Directors of popular Dunedin craft chocolate company OCHO are reluctantly seeking voluntary liquidation as the business faces financial uncertainty.
On June 12 the new board notified staff and shareholders that it believes the company is unable to trade out of its current financial situation and has no prospect of achieving future profitability under the current business model.
As a result, they have requested a special meeting to be held on June 26, to consider and pass a resolution to appoint a liquidator.
“While OCHO Limited is currently solvent and can continue to trade for a short period of time, the new board hopes that winding up the company will present an opportunity for the business to be sold as a going concern,” OCHO Limited board chair Pete Lead says.
The current Board has only been involved for up to six months and it has taken this long to fully understand the situation and explore all available options.
“This is not a decision that has been made lightly and the new board is mindful what this announcement means for the 11 highly talented and dedicated OCHO staff. Staff are our priority, and we will work to ensure they continue to be paid until a liquidator is appointed,” Lead adds.
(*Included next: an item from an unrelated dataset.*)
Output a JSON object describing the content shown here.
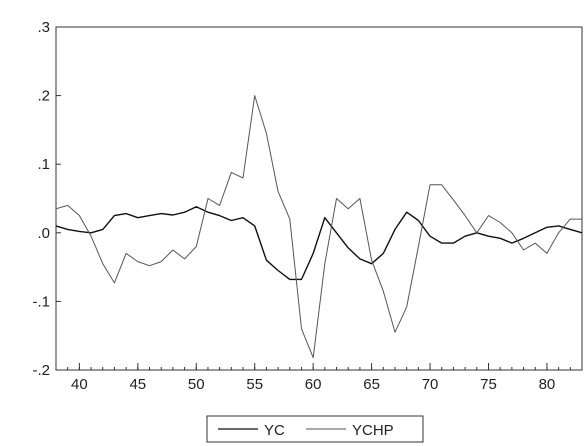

The original OCHO chocolate company was launched in 2013 by Liz Rowe and operated as a small, craft chocolate company until 2017, when OCHO Newco was incorporated for the purpose of a crowdfunding campaign. The campaign raised $2 million from 3,549 investors.
OCHO Newco changed its name to OCHO Limited in 2018 – the current name of the company. In 2021, OCHO launched another equity crowdfunding campaign and raised a further $498,000 from existing and new investors. As of May 29, 3,738 shareholders and 27,806 shares are on issue. The majority of shares were bought at $100 per share.
OCHO founder Liz Rowe says she is sad to hear of the board’s decision, but not altogether surprised.
“The crowd funding in 2017 and the support from so many people who bought shares in OCHO was exciting and humbling. However, the company structure set up hasn’t proved to be the easiest model to work with. In essence, there was a big company structure being managed by a very small staff.
“Combine that with a commitment to buy cocoa beans direct from the farmers and an uncompromising approach to making the best quality craft chocolate and, with the benefit of hindsight, it’s not hard to see there were some challenges for the company from the start.”
Rowe started OCHO in 2013 and managed it as a private company with herself as sole director until the crowdfunding in 2017. She resigned as general manager in early 2019 to give the then-board the opportunity to appoint someone with the skill set needed to take the company from the start-up phase into a period of growth.
“While I haven’t had any involvement with OCHO on a day-to-day basis since 2019, I have followed progress with interest and remain the largest shareholder with approximately 8.5% of shares. I intend to support the board’s proposal to wind up the company,” she says.
Meantime, chocolate lovers are being encouraged to continue to buy OCHO chocolate either in store or online, as it provides the company with cashflow.